Leben mit Glaukom-Baby

Die OP von unserem Baby ist nun etwa zwei Monate her, und so langsam stellt sich ein normales Leben ein. Naja, so normal, wie es eben sein kann, wenn die nächste OP auch schon wieder vor der Tür steht.
Zwischen Sorge und dem Leben im Hier und Jetzt
An manchen Tagen und in manchen Momenten vergesse ich, dass mein Baby anders ist – dass es weniger sieht und eine Augenkrankheit hat. Ich muss sagen, die große Schwester hilft dabei ungemein. Für sie ist er „normal“, sie kennt nichts anderes.

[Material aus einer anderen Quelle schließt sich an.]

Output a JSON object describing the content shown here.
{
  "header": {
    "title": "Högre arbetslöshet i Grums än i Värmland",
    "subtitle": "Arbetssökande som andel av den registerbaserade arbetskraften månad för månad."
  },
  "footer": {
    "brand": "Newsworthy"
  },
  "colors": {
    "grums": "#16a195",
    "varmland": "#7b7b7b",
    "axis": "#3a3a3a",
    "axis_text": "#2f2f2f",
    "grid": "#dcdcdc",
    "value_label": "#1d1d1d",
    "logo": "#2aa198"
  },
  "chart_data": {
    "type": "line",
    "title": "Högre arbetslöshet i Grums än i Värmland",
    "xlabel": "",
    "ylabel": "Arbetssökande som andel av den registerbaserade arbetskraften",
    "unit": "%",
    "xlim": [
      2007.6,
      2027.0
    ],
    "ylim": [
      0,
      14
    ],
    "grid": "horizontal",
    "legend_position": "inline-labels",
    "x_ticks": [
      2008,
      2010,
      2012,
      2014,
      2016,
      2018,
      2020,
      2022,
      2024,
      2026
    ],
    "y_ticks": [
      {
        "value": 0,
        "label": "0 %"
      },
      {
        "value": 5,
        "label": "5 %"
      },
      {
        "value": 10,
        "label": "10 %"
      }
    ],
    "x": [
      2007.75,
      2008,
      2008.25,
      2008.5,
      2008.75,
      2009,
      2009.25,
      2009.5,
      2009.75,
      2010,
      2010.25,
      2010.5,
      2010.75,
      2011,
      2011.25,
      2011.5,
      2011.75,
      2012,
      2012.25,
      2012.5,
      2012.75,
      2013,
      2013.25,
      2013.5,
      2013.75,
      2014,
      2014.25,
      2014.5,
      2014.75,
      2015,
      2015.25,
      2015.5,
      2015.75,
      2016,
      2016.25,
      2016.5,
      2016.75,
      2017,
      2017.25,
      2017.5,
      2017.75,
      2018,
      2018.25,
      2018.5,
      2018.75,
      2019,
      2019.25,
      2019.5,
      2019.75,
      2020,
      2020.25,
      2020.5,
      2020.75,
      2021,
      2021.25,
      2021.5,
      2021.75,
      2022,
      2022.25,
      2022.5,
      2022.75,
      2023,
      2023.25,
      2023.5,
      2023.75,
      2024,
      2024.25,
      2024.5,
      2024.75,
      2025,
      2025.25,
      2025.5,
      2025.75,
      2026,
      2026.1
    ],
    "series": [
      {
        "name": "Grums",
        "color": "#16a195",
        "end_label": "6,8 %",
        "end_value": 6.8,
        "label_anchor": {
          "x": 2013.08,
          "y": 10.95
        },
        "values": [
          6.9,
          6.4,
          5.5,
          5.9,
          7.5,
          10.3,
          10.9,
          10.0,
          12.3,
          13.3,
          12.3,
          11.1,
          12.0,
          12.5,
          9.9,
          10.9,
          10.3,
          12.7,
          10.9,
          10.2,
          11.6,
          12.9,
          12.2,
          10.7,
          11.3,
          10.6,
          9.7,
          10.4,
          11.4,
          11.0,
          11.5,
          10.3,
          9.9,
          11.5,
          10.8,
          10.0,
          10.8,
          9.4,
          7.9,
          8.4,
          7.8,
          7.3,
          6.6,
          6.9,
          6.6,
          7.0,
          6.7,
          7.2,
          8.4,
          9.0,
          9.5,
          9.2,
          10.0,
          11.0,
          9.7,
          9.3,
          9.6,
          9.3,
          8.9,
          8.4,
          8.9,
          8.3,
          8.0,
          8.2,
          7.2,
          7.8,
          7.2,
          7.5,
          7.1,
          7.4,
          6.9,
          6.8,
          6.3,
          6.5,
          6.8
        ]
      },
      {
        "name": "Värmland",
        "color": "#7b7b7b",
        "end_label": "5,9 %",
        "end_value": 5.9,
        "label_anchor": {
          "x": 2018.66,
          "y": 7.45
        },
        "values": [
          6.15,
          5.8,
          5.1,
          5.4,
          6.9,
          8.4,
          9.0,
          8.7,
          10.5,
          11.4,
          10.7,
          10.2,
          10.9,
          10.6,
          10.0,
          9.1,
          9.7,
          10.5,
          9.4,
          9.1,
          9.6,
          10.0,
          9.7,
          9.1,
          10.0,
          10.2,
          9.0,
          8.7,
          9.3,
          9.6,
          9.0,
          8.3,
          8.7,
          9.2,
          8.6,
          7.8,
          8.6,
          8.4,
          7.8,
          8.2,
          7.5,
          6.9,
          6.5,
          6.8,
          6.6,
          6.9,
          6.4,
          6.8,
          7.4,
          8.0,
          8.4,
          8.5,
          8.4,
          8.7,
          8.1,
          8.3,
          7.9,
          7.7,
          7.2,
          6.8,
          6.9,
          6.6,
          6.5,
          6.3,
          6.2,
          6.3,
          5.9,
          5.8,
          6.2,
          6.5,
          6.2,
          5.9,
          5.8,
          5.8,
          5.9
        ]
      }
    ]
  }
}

Sie geht vollkommen unbefangen, wild und liebevoll zugleich mit ihm um. Sie erzählt mir ständig, was er Neues kann: „Er macht jetzt auch ähhhh und rrr“ oder „Er hat sich von der Matte runtergekullert“ – und eigentlich nie, was er nicht kann.

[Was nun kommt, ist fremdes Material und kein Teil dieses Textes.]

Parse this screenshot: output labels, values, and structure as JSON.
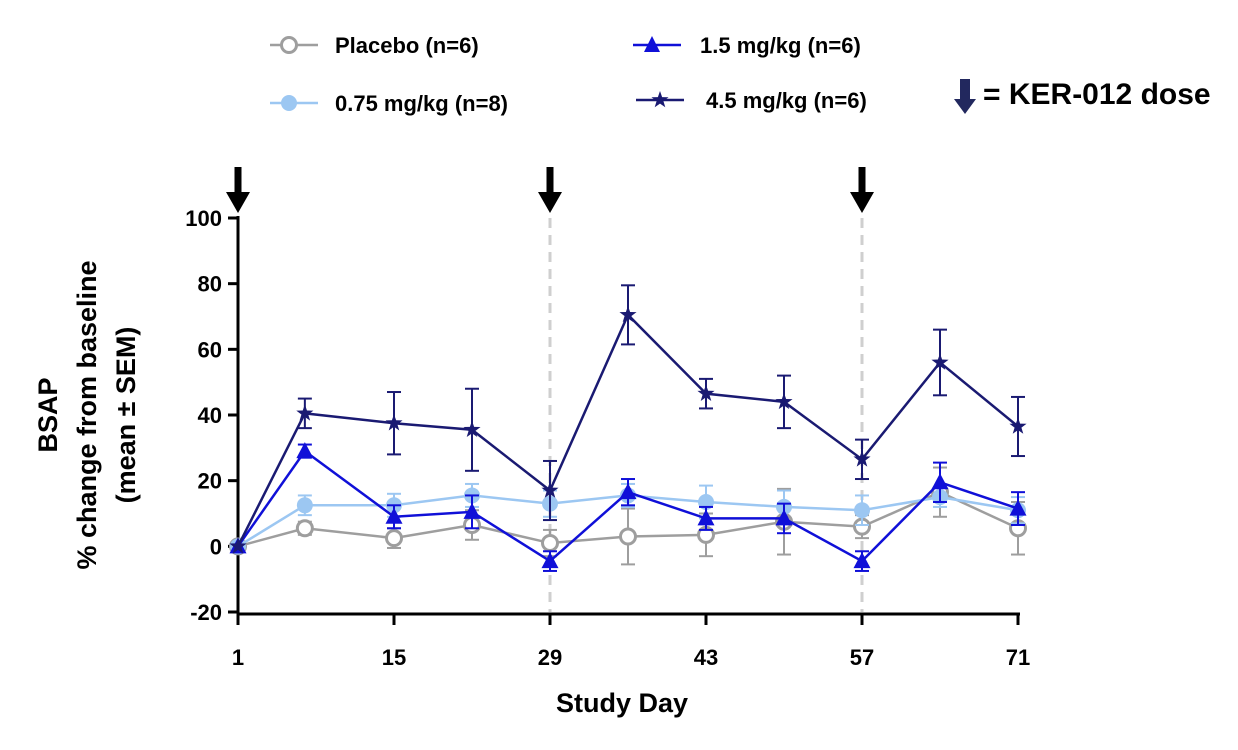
{
  "chart_data": {
    "type": "line",
    "title": "",
    "xlabel": "Study Day",
    "ylabel_lines": [
      "BSAP",
      "% change from baseline",
      "(mean ± SEM)"
    ],
    "xlim": [
      1,
      71
    ],
    "ylim": [
      -20,
      100
    ],
    "xticks": [
      1,
      15,
      29,
      43,
      57,
      71
    ],
    "yticks": [
      -20,
      0,
      20,
      40,
      60,
      80,
      100
    ],
    "dose_days": [
      1,
      29,
      57
    ],
    "dose_legend": "= KER-012 dose",
    "series": [
      {
        "name": "Placebo (n=6)",
        "color": "#9e9e9e",
        "marker": "open-circle",
        "x": [
          1,
          7,
          15,
          22,
          29,
          36,
          43,
          50,
          57,
          64,
          71
        ],
        "y": [
          0,
          5.5,
          2.5,
          6.5,
          1,
          3,
          3.5,
          7.5,
          6,
          16.5,
          5.5
        ],
        "err": [
          0,
          2,
          3,
          4.5,
          4,
          8.5,
          6.5,
          10,
          3.5,
          7.5,
          8
        ]
      },
      {
        "name": "0.75 mg/kg (n=8)",
        "color": "#9cc7f2",
        "marker": "filled-circle",
        "x": [
          1,
          7,
          15,
          22,
          29,
          36,
          43,
          50,
          57,
          64,
          71
        ],
        "y": [
          0,
          12.5,
          12.5,
          15.5,
          13,
          15.5,
          13.5,
          12,
          11,
          15,
          11
        ],
        "err": [
          0,
          3,
          3.5,
          3.5,
          4,
          3.5,
          5,
          5,
          4.5,
          3,
          4
        ]
      },
      {
        "name": "1.5 mg/kg (n=6)",
        "color": "#1010d8",
        "marker": "filled-triangle",
        "x": [
          1,
          7,
          15,
          22,
          29,
          36,
          43,
          50,
          57,
          64,
          71
        ],
        "y": [
          0,
          29,
          9,
          10.5,
          -4.5,
          16.5,
          8.5,
          8.5,
          -4.5,
          19.5,
          11.5
        ],
        "err": [
          0,
          2,
          3.5,
          5,
          3,
          4,
          3.5,
          4.5,
          3,
          6,
          5
        ]
      },
      {
        "name": "4.5 mg/kg (n=6)",
        "color": "#1a1a72",
        "marker": "filled-star",
        "x": [
          1,
          7,
          15,
          22,
          29,
          36,
          43,
          50,
          57,
          64,
          71
        ],
        "y": [
          0,
          40.5,
          37.5,
          35.5,
          17,
          70.5,
          46.5,
          44,
          26.5,
          56,
          36.5
        ],
        "err": [
          0,
          4.5,
          9.5,
          12.5,
          9,
          9,
          4.5,
          8,
          6,
          10,
          9
        ]
      }
    ]
  }
}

Und dann sind da diese Momente. Wenn ich ein Fotobuch für den Geburtstag der Großen mache und mich frage: Soll ich dem Kleinen auch so etwas machen? Wird er es je sehen?
Wenn ich überlege, wo ich dieses Jahr Ostereier verstecken könnte, und mich frage, ob der Kleine je Ostereier suchen wird. Dann überkommt es mich, und ich könnte einfach losheulen. Und dann sehe ich auf den Boden, sehe ein Baby, das sich gerade darüber kaputtlacht, dass es Spuckebläschen macht – und frage mich: Wieso heulen?
Aufklären oder nicht?
In anderen Situationen habe ich die Krankheit überhaupt nicht auf dem Schirm. Ich stehe mit beiden Kindern beim Bäcker, und die Große überlegt lauthals, welche Süßigkeit sie sich heute aussucht. Das Baby chillt in der Trage, und ein anderes Kind in der Bäckerei sagt: „Mama, das Baby hat ja große Augen.“
Ach ja, richtig – ich hatte es gerade vergessen. Dann schwebt immer die Frage in meinem Kopf: Aufklärung oder weglächeln? Meistens bin ich der Typ „aufklären“, einfach weil es eine so seltene Krankheit ist, dass ich mich freue, wenn irgendwo ein Mensch, der mein Baby kennengelernt hat, später einem anderen Baby hilft, früh diagnostiziert zu werden – und sein Augenlicht gerettet werden kann.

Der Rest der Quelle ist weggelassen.